In the , he again contested Christchurch East and was 53rd on the party list. He again placed second in the electorate behind Dalziel, and on election night results was set to be returned to parliament via the list, the last-placed candidate to be returned. However, with the counting of special votes and the release of official results, National lost a seat to the Green Party so Gilmore was not returned.

=== Second period in Parliament, 2013 ===
In early 2013, Lockwood Smith was appointed as High Commissioner of New Zealand to the United Kingdom and resigned from Parliament. Gilmore was the highest person on National's party list not already in Parliament, and so he replaced Smith and became an MP again.

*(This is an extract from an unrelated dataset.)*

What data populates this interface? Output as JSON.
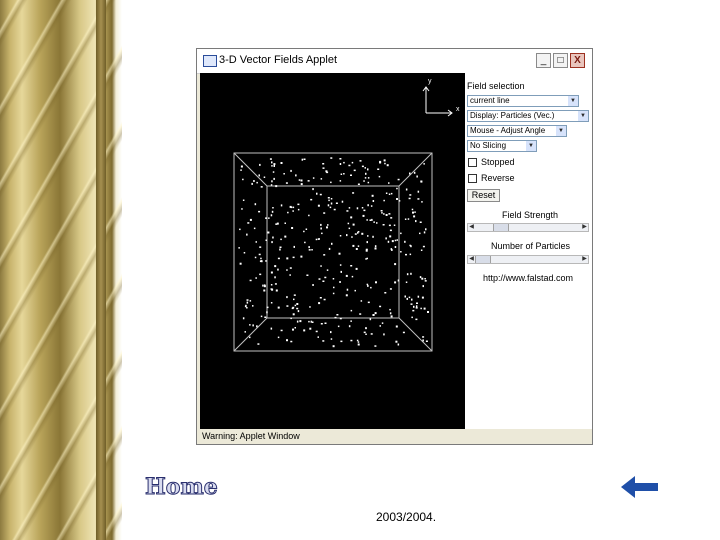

Emails were released under the Official Information Act in May 2013 from his time as a contractor to the Ministry of Business, Innovation and Employment (MBIE) in November 2012, just prior to his return to Parliament in 2013. The emails contained comments to a Treasury Manager during an argument in which Gilmore said, after noting he may be returning to Parliament as a government member, "I am sure this sort of thing will come back to haunt you if you want your career to reach its full potential." The emails were described as "inappropriate" by the Ministry and the Ministry. TV3 had asked Gilmore specifically, in a previously broadcast segment, whether there had been any complaints about his time at MBIE, and Gilmore had replied on camera that there was nothing that had been brought to his attention.

=== Departure from Parliament ===
Gilmore announced his resignation from Parliament on 12 May 2013, following a public scandal involving a restaurant in Hanmer Springs, in which it is "alleged Gilmore asked the barman (who had declined to sell him more alcohol) 'Do you know who I am?' and threatened to have Prime Minister John Key intervene to have him sacked." Gilmore's resignation followed pressure from senior Ministers and the revelation that he had misled the Prime Minister. He gave his valedictory speech two days later. His membership of Parliament ceased on 27 May, and his committee memberships (Maori Affairs, and Local Government and Environment) a day later. He was replaced by Claudette Hauiti.

==After Parliament==
Gilmore runs a private property investment company, The Mighty Rocket Group, later renamed St Pauls Asset Management. Amanda High, a former employee of The Mighty Rocket Group, took the company to the Employment Relations Authority in 2018 to enforce payment of a settlement agreed in an employment dispute. Gilmore had disputed High's complaint.

In December 2021 Gilmore was ordered to pay NZ$11,000 in costs after a failed attempt to enforce a statutory demand against Mighty Rocket's landlord over the termination of its lease. In March 2022, he was taken to court by his parents over an unpaid loan worth more than $250,000.

In July 2022 Gilmore ran for the Wellington City Council in the Eastern Ward at the 2022 local government elections. After announcing his candidacy, Gilmore's parents commented that he needed to "pay his bills" before he seeks a seat on Wellington City Council, in reference to his unpaid debts that he owes them. According to preliminary results, he came ninth out of ten candidates and did not win a place on the council.